Receive a push notification
You will receive a push notification trough TrustBuilder Authenticator app. Push notifications can be sent automatically or triggered manually, depending on configuration. You should then approve or reject the pending operation. Each approval operation is protected by PIN code or biometric (except for services without PIN).
On the authentication page, click OK to trigger the push notification.
This step may not occur depending on the configuration. The push notification can be sent automatically.Click on the notification to open the application.
Accept or reject the authentication request.
Enter your PIN or provide biokey if requested.
Scan a QR code
(from TrustBuilder Authenticator 6.31)
The authentication page displays a QR code that you should scan with TrustBuilder Authenticator app. You should then approve or reject the pending operation.
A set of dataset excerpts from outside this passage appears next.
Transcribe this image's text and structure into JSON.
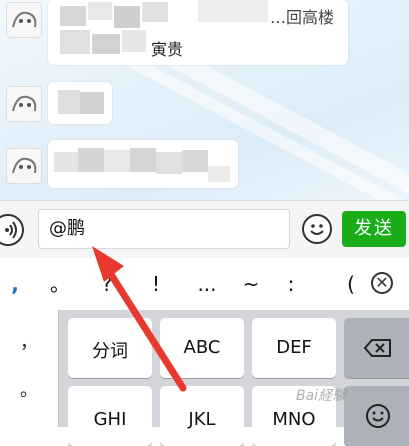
{
  "input_bar": {
    "input_value": "@鹏",
    "send_label": "发送"
  },
  "chat": {
    "visible_fragment": "寅贵",
    "top_fragment": "…回高楼"
  },
  "symbols": [
    ",",
    "。",
    "?",
    "!",
    "...",
    "~",
    ":",
    "("
  ],
  "keyboard": {
    "punct_top": "，",
    "punct_mid": "。",
    "keys": {
      "fenci": "分词",
      "abc": "ABC",
      "def": "DEF",
      "ghi": "GHI",
      "jkl": "JKL",
      "mno": "MNO"
    }
  },
  "colors": {
    "send_green": "#1aad19",
    "arrow_red": "#e8392f"
  },
  "icons": {
    "voice": "voice-icon",
    "emoji": "emoji-icon",
    "close": "close-circle-icon",
    "backspace": "backspace-icon",
    "emoji_key": "emoji-key-icon"
  },
  "watermark": "Bai経験"
}
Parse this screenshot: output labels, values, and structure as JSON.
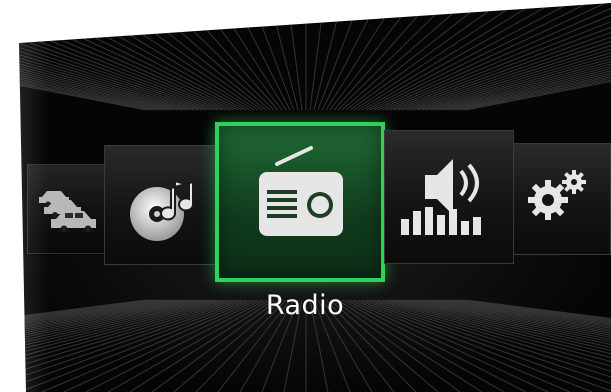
{
  "menu": {
    "selected_label": "Radio",
    "items": [
      {
        "id": "vehicle",
        "icon": "cars-icon"
      },
      {
        "id": "media",
        "icon": "cd-music-note-icon"
      },
      {
        "id": "radio",
        "icon": "radio-icon",
        "selected": true
      },
      {
        "id": "sound",
        "icon": "speaker-volume-icon"
      },
      {
        "id": "settings",
        "icon": "gears-icon"
      }
    ]
  },
  "colors": {
    "background": "#050505",
    "selected_border": "#2fd15a",
    "selected_fill": "#1f6b33",
    "icon": "#e6e6e6",
    "label": "#ffffff"
  }
}
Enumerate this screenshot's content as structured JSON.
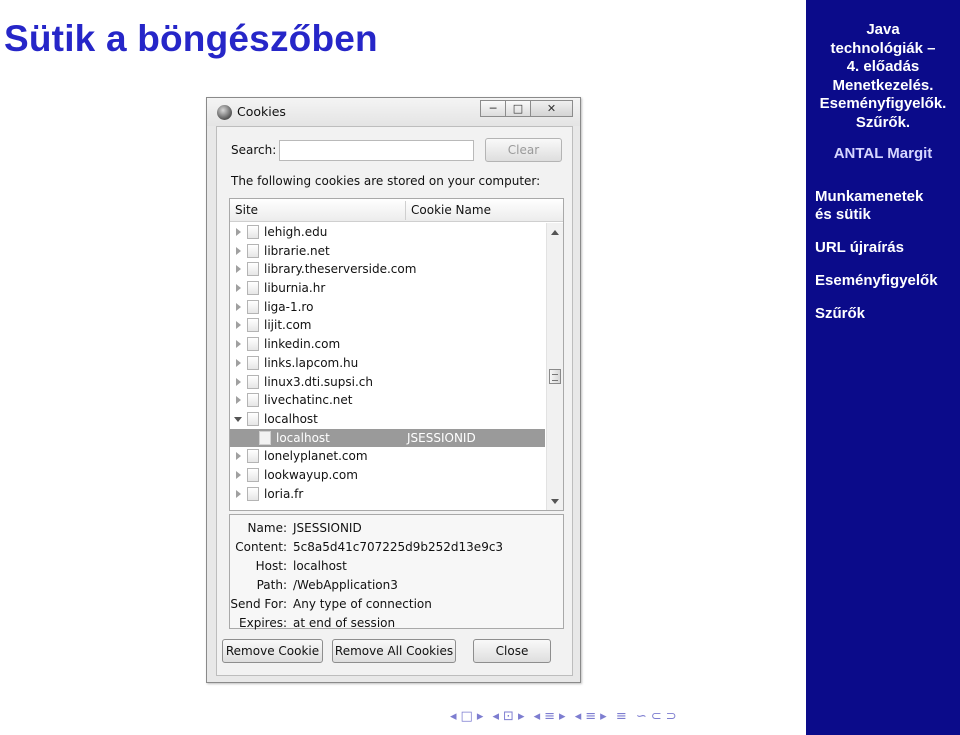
{
  "slide": {
    "title": "Sütik a böngészőben"
  },
  "sidebar": {
    "course_title": [
      "Java",
      "technológiák –",
      "4. előadás",
      "Menetkezelés.",
      "Eseményfigyelők.",
      "Szűrők."
    ],
    "author": "ANTAL Margit",
    "nav": [
      {
        "label": "Munkamenetek és sütik",
        "lines": [
          "Munkamenetek",
          "és sütik"
        ],
        "active": true
      },
      {
        "label": "URL újraírás",
        "lines": [
          "URL újraírás"
        ],
        "active": false
      },
      {
        "label": "Eseményfigyelők",
        "lines": [
          "Eseményfigyelők"
        ],
        "active": false
      },
      {
        "label": "Szűrők",
        "lines": [
          "Szűrők"
        ],
        "active": false
      }
    ],
    "colors": {
      "background": "#0b0b8a",
      "text": "#ffffff"
    }
  },
  "window": {
    "title": "Cookies",
    "icon": "firefox-globe-icon",
    "controls": {
      "minimize": "─",
      "maximize": "□",
      "close": "✕"
    },
    "search": {
      "label": "Search:",
      "value": "",
      "placeholder": ""
    },
    "clear_label": "Clear",
    "info_text": "The following cookies are stored on your computer:",
    "tree": {
      "columns": [
        "Site",
        "Cookie Name"
      ],
      "rows": [
        {
          "site": "lehigh.edu",
          "expanded": false
        },
        {
          "site": "librarie.net",
          "expanded": false
        },
        {
          "site": "library.theserverside.com",
          "expanded": false
        },
        {
          "site": "liburnia.hr",
          "expanded": false
        },
        {
          "site": "liga-1.ro",
          "expanded": false
        },
        {
          "site": "lijit.com",
          "expanded": false
        },
        {
          "site": "linkedin.com",
          "expanded": false
        },
        {
          "site": "links.lapcom.hu",
          "expanded": false
        },
        {
          "site": "linux3.dti.supsi.ch",
          "expanded": false
        },
        {
          "site": "livechatinc.net",
          "expanded": false
        },
        {
          "site": "localhost",
          "expanded": true
        },
        {
          "site": "localhost",
          "cookie": "JSESSIONID",
          "child": true,
          "selected": true
        },
        {
          "site": "lonelyplanet.com",
          "expanded": false
        },
        {
          "site": "lookwayup.com",
          "expanded": false
        },
        {
          "site": "loria.fr",
          "expanded": false
        }
      ]
    },
    "details": [
      {
        "label": "Name:",
        "value": "JSESSIONID"
      },
      {
        "label": "Content:",
        "value": "5c8a5d41c707225d9b252d13e9c3"
      },
      {
        "label": "Host:",
        "value": "localhost"
      },
      {
        "label": "Path:",
        "value": "/WebApplication3"
      },
      {
        "label": "Send For:",
        "value": "Any type of connection"
      },
      {
        "label": "Expires:",
        "value": "at end of session"
      }
    ],
    "buttons": {
      "remove_cookie": "Remove Cookie",
      "remove_all": "Remove All Cookies",
      "close": "Close"
    }
  },
  "beamer_nav": [
    "◂",
    "□",
    "▸",
    "◂",
    "⊡",
    "▸",
    "◂",
    "≡",
    "▸",
    "◂",
    "≡",
    "▸",
    "≡",
    "∽",
    "⊂",
    "⊃"
  ]
}
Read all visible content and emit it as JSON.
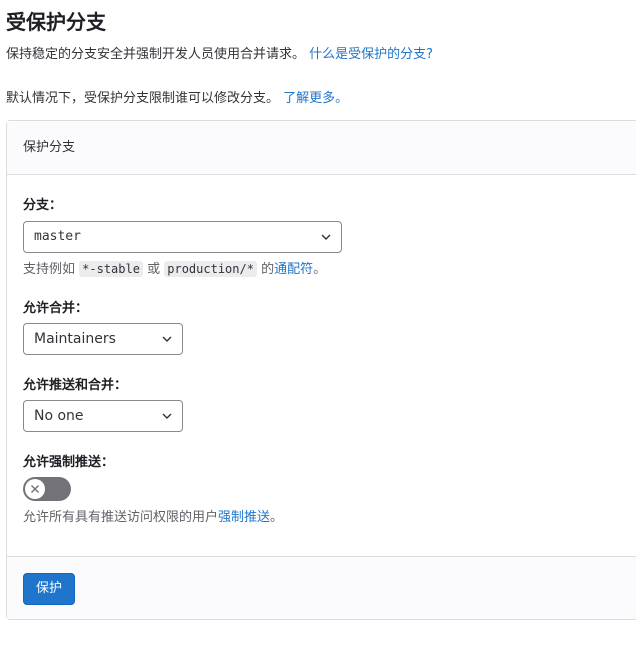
{
  "page": {
    "title": "受保护分支",
    "intro_text": "保持稳定的分支安全并强制开发人员使用合并请求。",
    "intro_link": "什么是受保护的分支?",
    "default_text": "默认情况下，受保护分支限制谁可以修改分支。",
    "default_link": "了解更多。"
  },
  "card": {
    "header": "保护分支",
    "branch": {
      "label": "分支：",
      "value": "master",
      "help_prefix": "支持例如",
      "example_1": "*-stable",
      "help_or": "或",
      "example_2": "production/*",
      "help_the": "的",
      "wildcard_link": "通配符",
      "help_end": "。"
    },
    "merge": {
      "label": "允许合并：",
      "value": "Maintainers"
    },
    "push_merge": {
      "label": "允许推送和合并：",
      "value": "No one"
    },
    "force_push": {
      "label": "允许强制推送：",
      "enabled": false,
      "help_prefix": "允许所有具有推送访问权限的用户",
      "help_link": "强制推送",
      "help_end": "。"
    },
    "submit_label": "保护"
  },
  "colors": {
    "link": "#1f75cb",
    "primary_button": "#1f75cb",
    "toggle_off": "#737278"
  }
}
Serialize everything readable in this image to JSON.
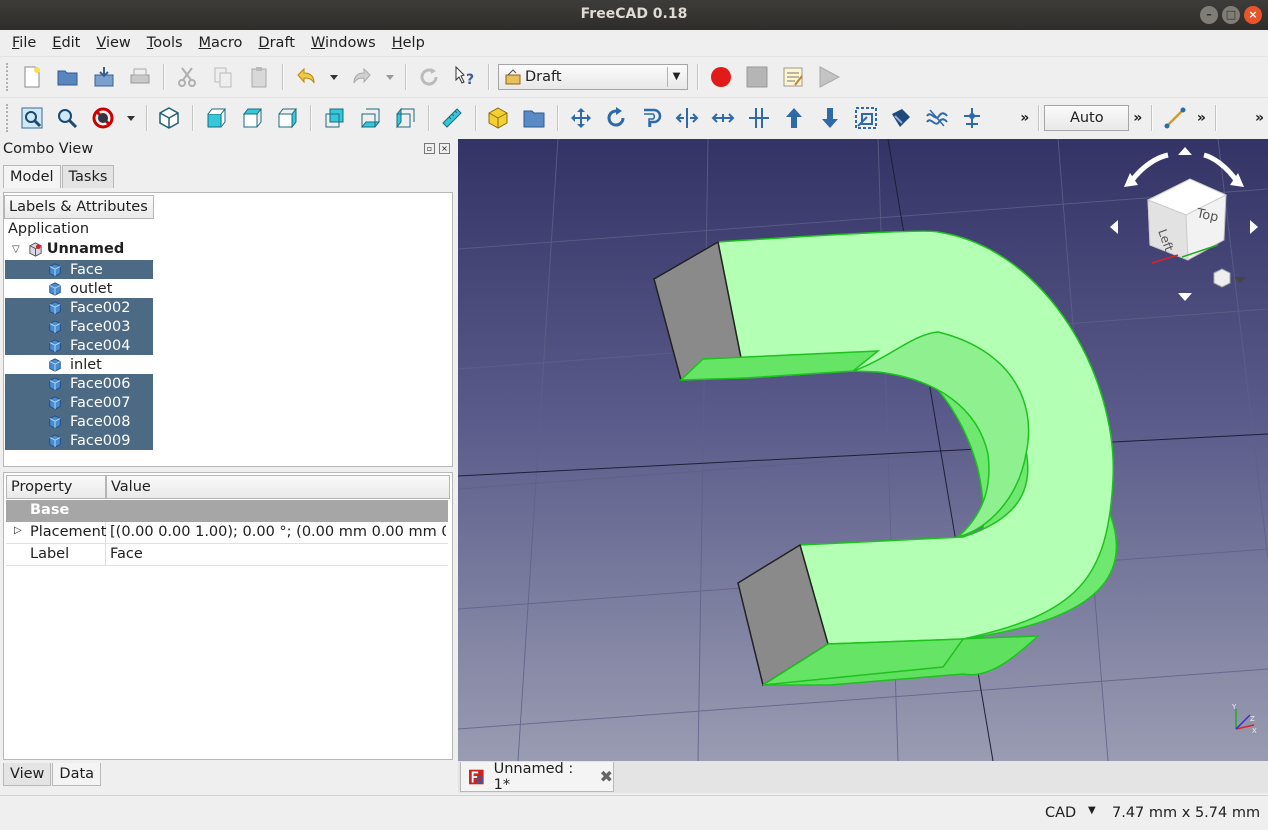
{
  "window": {
    "title": "FreeCAD 0.18",
    "controls": [
      "–",
      "□",
      "×"
    ]
  },
  "menu": [
    {
      "u": "F",
      "rest": "ile"
    },
    {
      "u": "E",
      "rest": "dit"
    },
    {
      "u": "V",
      "rest": "iew"
    },
    {
      "u": "T",
      "rest": "ools"
    },
    {
      "u": "M",
      "rest": "acro"
    },
    {
      "u": "D",
      "rest": "raft"
    },
    {
      "u": "W",
      "rest": "indows"
    },
    {
      "u": "H",
      "rest": "elp"
    }
  ],
  "toolbar1": {
    "workbench": "Draft",
    "dropdown_arrow": "▼"
  },
  "toolbar2": {
    "draw_style": "Auto",
    "overflow": "»"
  },
  "combo": {
    "title": "Combo View",
    "tabs": [
      "Model",
      "Tasks"
    ],
    "tree_header": "Labels & Attributes",
    "application": "Application",
    "document": "Unnamed",
    "items": [
      {
        "label": "Face",
        "selected": true
      },
      {
        "label": "outlet",
        "selected": false
      },
      {
        "label": "Face002",
        "selected": true
      },
      {
        "label": "Face003",
        "selected": true
      },
      {
        "label": "Face004",
        "selected": true
      },
      {
        "label": "inlet",
        "selected": false
      },
      {
        "label": "Face006",
        "selected": true
      },
      {
        "label": "Face007",
        "selected": true
      },
      {
        "label": "Face008",
        "selected": true
      },
      {
        "label": "Face009",
        "selected": true
      }
    ],
    "property_header": {
      "property": "Property",
      "value": "Value"
    },
    "group": "Base",
    "properties": [
      {
        "key": "Placement",
        "value": "[(0.00 0.00 1.00); 0.00 °; (0.00 mm  0.00 mm  0.0..."
      },
      {
        "key": "Label",
        "value": "Face"
      }
    ],
    "bottom_tabs": [
      "View",
      "Data"
    ]
  },
  "navcube": {
    "top": "Top",
    "left": "Left"
  },
  "axes": {
    "x": "X",
    "y": "Y",
    "z": "Z"
  },
  "doc_tab": {
    "label": "Unnamed : 1*"
  },
  "status": {
    "nav_style": "CAD",
    "dimensions": "7.47 mm x 5.74 mm"
  },
  "colors": {
    "selection": "#4d6a85",
    "shape_green": "#b3ffb3",
    "shape_edge": "#1ec21e"
  }
}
Each approval operation is protected by PIN code or biometric (except for services without PIN).
Go to “Scan a QR Code”.
Scan the QR code displayed in the authentication page.
If you cannot scan the QR code, click on the Open Authenticator link on the authentication page. It will open the Authenticator app.
Accept (or reject) the authentication request.
Enter your PIN or provide biokey if requested.
Generate a One-Time-Password (OTP)
Generate a One-Time-Password (OTP) in TrustBuilder Authenticator app. The generated OTP should be manually entered in the TrustBuilder MFA authentication page. You have 30 seconds to input the OTP before it generates another. Each OTP generating operation is protected by PIN code or biometric (except for services without PIN).
Go to “Generate an OTP”.
Enter your PIN or provide biokey if requested to get an OTP.
On the authentication page, enter the OTP and click on OK.
You have 30 seconds to input the OTP before it generates another.
Configuration
My Account
My Devices
From TrustBuilder Authenticator home page, go to My Devices. It displays a list of the trusted devices registered for your account.